Mon parcours avec les fourmis, de Rafael Carvalho da Silva 

Mis à jour le 09-Sep-2026 14:54

Mes recherches portent sur la manière dont les facteurs environnementaux interagissent avec les états physiologiques internes pour façonner la vie sociale des insectes. Je m’intéresse en particulier à la plasticité phénotypique et à la façon dont elle permet aux individus d’adapter leur comportement aux variations de leur environnement et de leur contexte social. À l’aide d’approches intégratives, j’étudie ces mécanismes à différentes échelles, de la régulation de l’expression des gènes jusqu’au comportement collectif, chez les abeilles, les fourmis et les guêpes. Mon travail cherche ainsi à relier les niveaux moléculaire, neural et comportemental afin de comprendre comment les sociétés d’insectes répondent aux changements de leur environnement et de leur organisation sociale.

J’ai commencé ma carrière scientifique au Brésil en travaillant sur les guêpes sociales, sous la direction du Pr Fabio Santos do Nascimento. C’est à cette époque que je suis véritablement tombé amoureux des petites guêpes du genre Mischocyttarus. Leurs nids, dépourvus d’enveloppe protectrice, offrent une occasion idéale d’observer directement des comportements particulièrement intéressants, notamment les affrontements entre femelles potentiellement reproductrices. J’ai ainsi consacré près de sept ans à l’étude de ces guêpes, tout en travaillant également sur les guêpes à fondation par essaimage et sur les Vespinae lors de séjours de recherche en Belgique.
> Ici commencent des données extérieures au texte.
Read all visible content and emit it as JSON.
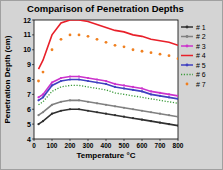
{
  "chart_data": {
    "type": "line",
    "title": "Comparison of Penetration Depths",
    "x_label": "Temperature °C",
    "y_label": "Penetration Depth (cm)",
    "x": [
      25,
      50,
      100,
      150,
      200,
      250,
      300,
      350,
      400,
      450,
      500,
      550,
      600,
      650,
      700,
      750,
      800
    ],
    "xlim": [
      0,
      800
    ],
    "xticks": [
      0,
      100,
      200,
      300,
      400,
      500,
      600,
      700,
      800
    ],
    "ylim": [
      4,
      12
    ],
    "yticks": [
      4,
      5,
      6,
      7,
      8,
      9,
      10,
      11,
      12
    ],
    "legend": "right",
    "series": [
      {
        "name": "# 1",
        "color": "#303030",
        "line_style": "solid",
        "marker": "circle",
        "values": [
          5.0,
          5.2,
          5.7,
          5.9,
          6.0,
          6.0,
          5.9,
          5.8,
          5.7,
          5.6,
          5.5,
          5.4,
          5.3,
          5.2,
          5.1,
          5.0,
          4.9
        ]
      },
      {
        "name": "# 2",
        "color": "#808080",
        "line_style": "solid",
        "marker": "circle",
        "values": [
          5.6,
          5.8,
          6.3,
          6.5,
          6.6,
          6.6,
          6.5,
          6.4,
          6.3,
          6.2,
          6.1,
          6.0,
          5.9,
          5.8,
          5.7,
          5.6,
          5.5
        ]
      },
      {
        "name": "# 3",
        "color": "#cc33cc",
        "line_style": "solid",
        "marker": "circle",
        "values": [
          6.8,
          7.0,
          7.8,
          8.1,
          8.2,
          8.2,
          8.1,
          8.0,
          7.9,
          7.7,
          7.6,
          7.5,
          7.4,
          7.2,
          7.1,
          7.0,
          6.9
        ]
      },
      {
        "name": "# 4",
        "color": "#e8202a",
        "line_style": "solid",
        "marker": "none",
        "values": [
          8.7,
          9.3,
          11.0,
          11.8,
          12.0,
          12.0,
          11.9,
          11.7,
          11.5,
          11.3,
          11.2,
          11.0,
          10.9,
          10.7,
          10.6,
          10.5,
          10.3
        ]
      },
      {
        "name": "# 5",
        "color": "#4040c0",
        "line_style": "solid",
        "marker": "circle",
        "values": [
          6.6,
          6.8,
          7.6,
          7.9,
          8.0,
          8.0,
          7.9,
          7.8,
          7.7,
          7.5,
          7.4,
          7.3,
          7.2,
          7.0,
          6.9,
          6.8,
          6.7
        ]
      },
      {
        "name": "# 6",
        "color": "#3a9a3a",
        "line_style": "dotted",
        "marker": "none",
        "values": [
          6.3,
          6.5,
          7.2,
          7.5,
          7.6,
          7.6,
          7.5,
          7.4,
          7.3,
          7.1,
          7.0,
          6.9,
          6.8,
          6.7,
          6.6,
          6.5,
          6.4
        ]
      },
      {
        "name": "# 7",
        "color": "#f08020",
        "line_style": "none",
        "marker": "circle",
        "values": [
          7.9,
          8.5,
          10.0,
          10.7,
          11.0,
          11.0,
          10.9,
          10.7,
          10.5,
          10.3,
          10.2,
          10.0,
          9.9,
          9.8,
          9.7,
          9.6,
          9.4
        ]
      }
    ]
  }
}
Au cours de mon doctorat, j’ai également eu la chance d’élargir mes intérêts aux interactions hôte-parasite en travaillant sur le système Polistes fuscatus–Xenos pecki aux États-Unis, sous la direction du Pr Floria M. K. Uy. C’était presque un rêve qui devenait réalité, puisque les Strepsiptera constituent mon deuxième groupe d’insectes préféré, juste après les Hyménoptères sociaux.

À la fin de mon doctorat, j’ai obtenu une bourse postdoctorale de la Fondation Fyssen et rejoint la France pour travailler avec le Pr Martin Giurfa et la Dre Gabriela de Brito Sanchez. C’est ainsi qu’a commencé mon parcours scientifique en France. Mon projet portait sur les mécanismes qui régulent la motivation appétitive chez l’abeille domestique, avec un intérêt particulier pour les interactions entre les phéromones et les neuropeptides.

Après ce premier postdoctorat, j’ai commencé un deuxième projet avec le Dr Thibaud Monnin, dans lequel nous étudions actuellement les effets du stress thermique chez les fourmis à différentes échelles biologiques. Cette trajectoire a progressivement façonné mon principal intérêt scientifique : comprendre comment les informations provenant de l’environnement sont perçues et traduites en changements physiologiques et comportementaux, et comment ces changements se répercutent finalement sur le fonctionnement des sociétés.

Je suis particulièrement fasciné par la possibilité de suivre ces processus à travers différentes échelles, de l’expression des gènes et des mécanismes neuronaux jusqu’au comportement individuel et à l’organisation collective. Je me sens très chanceux d’avoir pu construire ma carrière autour de quelque chose qui me passionne réellement : travailler avec les insectes sociaux. Je reste constamment curieux de la diversité de leur vie et, surtout, de la manière dont les informations provenant de l’environnement interagissent avec leur état physiologique interne pour influencer leur comportement et, à terme, leurs sociétés.

À long terme, mon objectif est de poursuivre ma carrière scientifique en France et de continuer à développer une recherche intégrative autour de ces questions, tout en conservant ce qui a toujours été au cœur de mon parcours : ma fascination pour les insectes sociaux.